Char’s mother, Angela, disappears a week before Halloween. Back the next day without explanation, the ghost no longer seems the same, she is disturbing, even frightening, as if she were someone else. On Halloween night, when evil spirits haunt the world of men, Char realizes that she might be the only one who can extricate her mother from this grip, even at the risk of losing her.
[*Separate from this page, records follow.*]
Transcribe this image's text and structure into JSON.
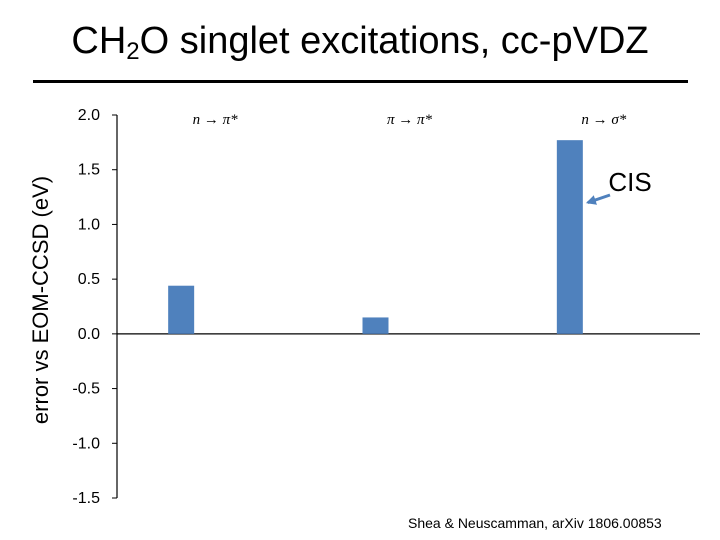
{
  "header": {
    "title_prefix": "CH",
    "title_sub": "2",
    "title_suffix": "O singlet excitations, cc-pVDZ"
  },
  "citation": "Shea & Neuscamman, arXiv 1806.00853",
  "colors": {
    "bar": "#4f81bd",
    "arrow": "#4f81bd",
    "axis": "#000000"
  },
  "chart_data": {
    "type": "bar",
    "title": "CH2O singlet excitations, cc-pVDZ",
    "xlabel": "",
    "ylabel": "error vs EOM-CCSD (eV)",
    "ylim": [
      -1.5,
      2.0
    ],
    "yticks": [
      2.0,
      1.5,
      1.0,
      0.5,
      0.0,
      -0.5,
      -1.0,
      -1.5
    ],
    "ytick_labels": [
      "2.0",
      "1.5",
      "1.0",
      "0.5",
      "0.0",
      "-0.5",
      "-1.0",
      "-1.5"
    ],
    "categories": [
      "n → π*",
      "π → π*",
      "n → σ*"
    ],
    "series": [
      {
        "name": "CIS",
        "values": [
          0.44,
          0.15,
          1.77
        ]
      }
    ],
    "grid": false,
    "annotations": [
      {
        "text": "CIS",
        "points_to": "n → σ*"
      }
    ]
  }
}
Samahain is partly worthy of its staging, attentive to the middle-class school and family setting in which it takes place. Kate Dolan takes her time and gradually introduces the disturbing strangeness that creeps into the house. The film however begins with an enigmatic shock scene which will be explained at the end. Constructed in flashbacks, the story is a modernization of the pagan “changeling” myth, where supernatural beings abduct babies to replace them with one of their own. A bad joke…
Ambiguity

The family is made up of Char, his mother and his grandmother, three generations whose family pillar, Angela, is in depression on lithium. Her daughter is no better off in this destabilized setting, left to herself and the head of her class. Is the change in behavior that Char sees in his mother psychiatric in origin, or the result of very real supernatural events? But wouldn’t it also be the neurotic vision that her daughter has of her mother? Directed from Char’s point of view, influenced by his grandmother, holder of ancient myths, Samahain can be taken at face value or as a metaphor.

“Family is the most terrifying thing in the world,” one of her comrades told Char, which would rather tip the scales in favor of the second interpretation. But the film takes the paths of a fantasy in the rules of the art, with a well-paced narrative progression, crossed by disturbing mood disorders. Samahain is a great success, the rare jewel of a fantastic adult served by a young filmmaker to follow.